Once the artist come to be regarded as a being set apart from the world of ordinary men, it followed that his aloofness would be increasingly emphasized. The world would more and more diminish in the eyes of the artist, and the artist would be self-magnified at the expense of the world.
These tendencies in turn, implied still others. Art would come to be treated as a self-sustaining entity, an essence neither produced by the world nor reacting upon it: art would be purposeless. No longer having to communicate with a public, it would become more opaque, difficult, obscure. It would be freed from all elements extraneous to itself, and particularly from logic and meaning, statistics and exhoration: it would become pure poetry. The independence of the artist would be asserted in always more vehement language: he would be proud, disdainful toward family duties and the laws of the tribe; he would end by assuming one of God's attributes and becoming a creator.

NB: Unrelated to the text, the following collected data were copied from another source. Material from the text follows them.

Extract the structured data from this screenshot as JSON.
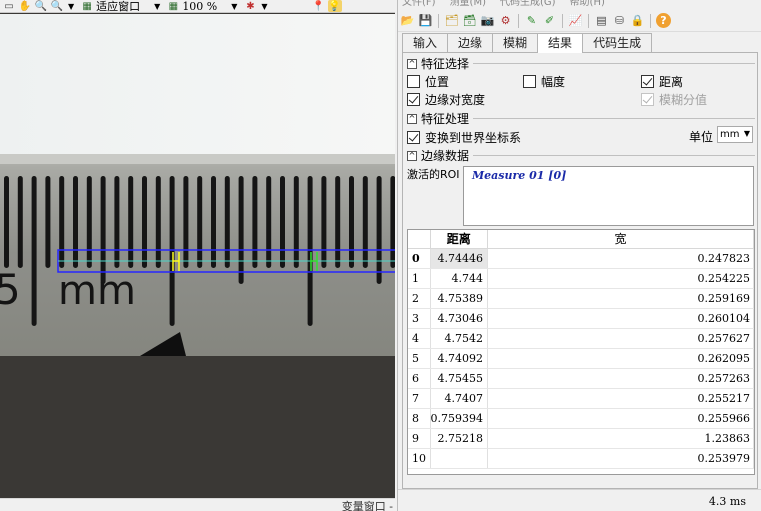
{
  "viewer": {
    "toolbar": {
      "fit_label": "适应窗口",
      "zoom_label": "100 %"
    },
    "status_label": "变量窗口 -",
    "ruler_unit": "mm",
    "ruler_digit": "5"
  },
  "panel": {
    "menu": [
      "文件(F)",
      "测量(M)",
      "代码生成(G)",
      "帮助(H)"
    ],
    "tabs": [
      "输入",
      "边缘",
      "模糊",
      "结果",
      "代码生成"
    ],
    "active_tab": "结果",
    "feature_selection": {
      "title": "特征选择",
      "position": "位置",
      "amplitude": "幅度",
      "distance": "距离",
      "edge_pair_width": "边缘对宽度",
      "fuzzy_score": "模糊分值"
    },
    "feature_processing": {
      "title": "特征处理",
      "transform_world": "变换到世界坐标系",
      "unit_label": "单位",
      "unit_value": "mm"
    },
    "edge_data": {
      "title": "边缘数据",
      "roi_label": "激活的ROI",
      "roi_value": "Measure 01 [0]",
      "columns": [
        "距离",
        "宽"
      ],
      "rows": [
        {
          "idx": "0",
          "distance": "4.74446",
          "width": "0.247823"
        },
        {
          "idx": "1",
          "distance": "4.744",
          "width": "0.254225"
        },
        {
          "idx": "2",
          "distance": "4.75389",
          "width": "0.259169"
        },
        {
          "idx": "3",
          "distance": "4.73046",
          "width": "0.260104"
        },
        {
          "idx": "4",
          "distance": "4.7542",
          "width": "0.257627"
        },
        {
          "idx": "5",
          "distance": "4.74092",
          "width": "0.262095"
        },
        {
          "idx": "6",
          "distance": "4.75455",
          "width": "0.257263"
        },
        {
          "idx": "7",
          "distance": "4.7407",
          "width": "0.255217"
        },
        {
          "idx": "8",
          "distance": "0.759394",
          "width": "0.255966"
        },
        {
          "idx": "9",
          "distance": "2.75218",
          "width": "1.23863"
        },
        {
          "idx": "10",
          "distance": "",
          "width": "0.253979"
        }
      ]
    },
    "status_time": "4.3 ms"
  }
}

Art is separate from life; the artist is independent of the world and superior to the lifelings. From this principle, the hostile schools were born, and the manifestos that canceled one another, and the wholly unintelligible poems they called forth. By this principle were guided the careers of great poets and novelists, and the ambitions toward which their careers were directed—Huysmans' attempt to build an artificial paradise, Mallarme's to invent an algebra of literature, Ezra Pound's frantic flight from his admirers, Joyce's ambition to create a work of genius, Proust's attempt to recapture his own past in the longest novel ever written—all these belonged to the religion of art; and even Valery's forsaking of art was a development out of that religion.
If carried beyond a certain point, the religion of art imperceptibly merges into the irreligion of art, into a state of mind in which the artist deliberately fritters away his talents through contempt for the idiot-public that can never understand.
The way of escape and the retreat into futility—existed side by side in the Dada movement.
The extreme of obscurity was a tendency that had been growing for half a century, and soon Joyce would carry it to the point at which the reader was expected master several languages, and the mythology of all races, and the geography of Dublin, in order to unravel his meaning. Gertrude Stein carried it still farther. She seemed, indeed, to be writing pure nonsense, and yet it was not quite pure: one felt uneasily that much of it could be deciphered if only one had the key. But in reading a Dada poem it was often useless to search for clues: even the poet himself might not possess them. The door of meaning was closed and double-locked; the key was thrown away.
This high disdain for the public and for popular writers had always been a tradition in the religion of art, but it had lately been emphasized by the revulsion that followed the war, and the Dadaists pushed it forward to extremes of anti-human feeling.
"The good life," if it was ever achieved, would be surprising, novel, picturesque, purposeless, abstract, incomprehensible to the public—it would merit all the adjectives that applied to a Dadaist masterpiece.
invent a new system of punctuation like ee cummings
One very talented poet wrote nothing
but postcards to his friends.
A dadist collected paper matches:
he had the largest collection in the world.
while waiting for the revolution, for any revolution,
it didn't matter, they spent their time in quarreling
with one another.
The religion of art is not at all a poor man's religion: a degree of economic freedom is essential to those embarking on a search for aesthetic absolutes. In the decade before 1930 more writers and painters than ever before, and especially more Americans, had leisure to mediate the problems of art and the self, to express themselves, to be creative. And the artists were now surrounded by a cultured mob of dilettantes, people w/o convictions of their own who fed upon them emotionally, adopted their beliefs and encouraged their vices. In a world where everybody felt lost and directionless, the artists were forced often in spite of themselves to become priests.
For all artists the religion of art was better than having no religion at all. Even if they were not gifted enough to become saints or prophets of the religion, it furnished them with ideals of workmanship that were, in effect, moral ideals and that gave them a steady purpose in the midst of their dissipations.